La maladaptation est dans le viseur. Deux projets visant à créer quinze retenues d’eau destinées à l’irrigation agricole en Nouvelle-Aquitaine, viennent d’être annulés mardi 3 octobre. La justice administrative a jugé que ces projets de mégabassines n'étaient pas adaptés aux effets du changement climatique.

Une décision inédite par son ampleur. Le tribunal administratif de Poitiers a annulé mardi 3 octobre deux arrêtés préfectoraux autorisant la construction de quinze retenues d’eau, également appelées "méga bassines" par les opposants. Et c’est leur manque d’adaptation aux effets du changement climatique qui a principalement été pointé par la justice.


Ces deux projets visaient à créer et à exploiter quinze réserves dites "de substitution" d’une capacité totale d’environ trois millions de mètres cubes permettant d’irriguer les exploitations agricoles en été, faute de pluie. Mais ces réserves de substitution s’avèrent "inutiles" en cas de sécheresse hivernale ou pluriannuelle, comme cela peut déjà être le cas avec le changement climatique, avait déjà signalé la Cour des Comptes dans son rapport publié en juillet dernier.
Le litige portait plus précisément sur les projets de neuf retenues prévues sur les bassins de l’Aume et de la Couture dans les départements de la Charente, Charente-Maritime et les Deux-Sèvres, ainsi que six autres dans le sous-bassin de La Pallu dans la Vienne.

Informations insuffisantes, inexactes, surdimensionnement du projet


Dans une première décision consultée par l’AFP, la justice a épinglé des "inexactitudes, omissions et insuffisances" dans l’étude d’impact environnemental des neuf bassines qui auraient dû voir le jour dans le bassin d’Aume-Couture. Cela a eu, selon le tribunal administratif, "pour effet de nuire à l’information complète de la population". Par ailleurs, il considère que "le projet n’est pas associé à de réelles mesures d’économie d’eau et ne tient pas en compte les effets prévisibles du changement climatique".
Quant aux retenues prévues dans la Vienne, les juges ont souligné "un surdimensionnement du projet" en termes de volumes d’eau à prélever pour remplir les réserves, au regard de ce que le milieu hydrologique local "est capable de fournir dans des conditions écologiques satisfaisantes et compte tenu des effets prévisibles du changement climatique". Pour le tribunal, la préfecture a commis, en autorisant ce projet, "une erreur manifeste d’appréciation dans la mise en œuvre du principe de gestion équilibrée et durable de la ressource" comme défini par le Code de l’environnement.

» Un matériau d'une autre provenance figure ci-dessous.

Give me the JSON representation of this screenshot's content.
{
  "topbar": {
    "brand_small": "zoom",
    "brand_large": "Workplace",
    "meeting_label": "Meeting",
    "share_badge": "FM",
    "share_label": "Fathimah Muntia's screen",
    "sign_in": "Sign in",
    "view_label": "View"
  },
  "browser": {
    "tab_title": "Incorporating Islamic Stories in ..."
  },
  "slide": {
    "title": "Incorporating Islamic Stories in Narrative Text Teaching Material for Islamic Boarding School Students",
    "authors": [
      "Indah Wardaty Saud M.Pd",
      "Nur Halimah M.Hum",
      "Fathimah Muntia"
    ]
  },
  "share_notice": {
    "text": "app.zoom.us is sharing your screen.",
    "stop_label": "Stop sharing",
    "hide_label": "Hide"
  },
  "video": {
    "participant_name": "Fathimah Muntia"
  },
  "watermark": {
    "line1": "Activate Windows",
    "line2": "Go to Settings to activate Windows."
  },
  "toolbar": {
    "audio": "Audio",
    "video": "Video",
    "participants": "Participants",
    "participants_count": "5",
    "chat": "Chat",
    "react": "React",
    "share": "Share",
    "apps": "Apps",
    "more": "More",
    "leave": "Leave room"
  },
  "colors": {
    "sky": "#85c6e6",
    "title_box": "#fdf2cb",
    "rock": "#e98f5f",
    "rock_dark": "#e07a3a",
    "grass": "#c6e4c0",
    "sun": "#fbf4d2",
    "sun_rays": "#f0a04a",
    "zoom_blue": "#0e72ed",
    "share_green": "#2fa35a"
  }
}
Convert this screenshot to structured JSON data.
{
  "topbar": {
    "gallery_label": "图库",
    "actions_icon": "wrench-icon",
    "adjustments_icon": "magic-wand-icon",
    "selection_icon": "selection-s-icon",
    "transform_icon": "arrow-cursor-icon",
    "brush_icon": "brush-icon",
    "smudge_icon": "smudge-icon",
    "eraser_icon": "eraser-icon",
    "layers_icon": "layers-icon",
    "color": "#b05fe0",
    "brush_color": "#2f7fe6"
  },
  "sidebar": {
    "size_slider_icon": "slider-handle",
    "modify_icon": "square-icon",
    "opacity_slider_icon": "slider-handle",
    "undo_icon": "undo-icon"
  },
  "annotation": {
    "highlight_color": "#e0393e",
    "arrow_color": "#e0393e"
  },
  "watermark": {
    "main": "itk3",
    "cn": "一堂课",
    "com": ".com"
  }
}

L’opposition toujours sur leur réserve


Pour les six associations de défense de l’environnement, alliées à l’UFC-Que-Choisir et à la Confédération paysanne dans la Vienne, ainsi qu’à la Ligue de Protection des Oiseaux, ces deux décisions "donnent un coup d’arrêt à la campagne de désinformation qui, depuis des années, présente les mégabassines comme un moyen de diminuer les prélèvements", ont-elles écrit dans un communiqué. De son côté, l’association Les Soulèvements de la Terre assure que cette décision de justice "fera date" et qu’elle se base notamment sur ce que le mouvement dénonce depuis longtemps. "Il est grand temps que le gouvernement reconnaisse la nécessité d’un moratoire immédiat et cesse de réprimer le mouvement de défense de l’eau", a-t-elle commenté.


Ces associations restent toutefois prudentes, car le projet de réaliser une trentaine de retenues d’eau dans la Vienne reste toujours d’actualité. De même, la préfecture du département a d’ores et déjà annoncé par communiqué de presse son intention de faire appel de cette décision auprès de la cour administrative d’appel de Bordeaux.
La question du partage de l’eau fait débat dans la région où le déploiement de ces retenues d’eau à ciel ouvert demeure très contesté. En janvier 2023, la cour d’appel de Bordeaux avait déjà annulé l’autorisation d’un projet de retenues de substitution en Charente-Maritime, tandis qu’un mois plus tard, en février, l’utilisation de cinq mégabassines déjà construites en Charente-Maritime avait été interdite par le Conseil d’État.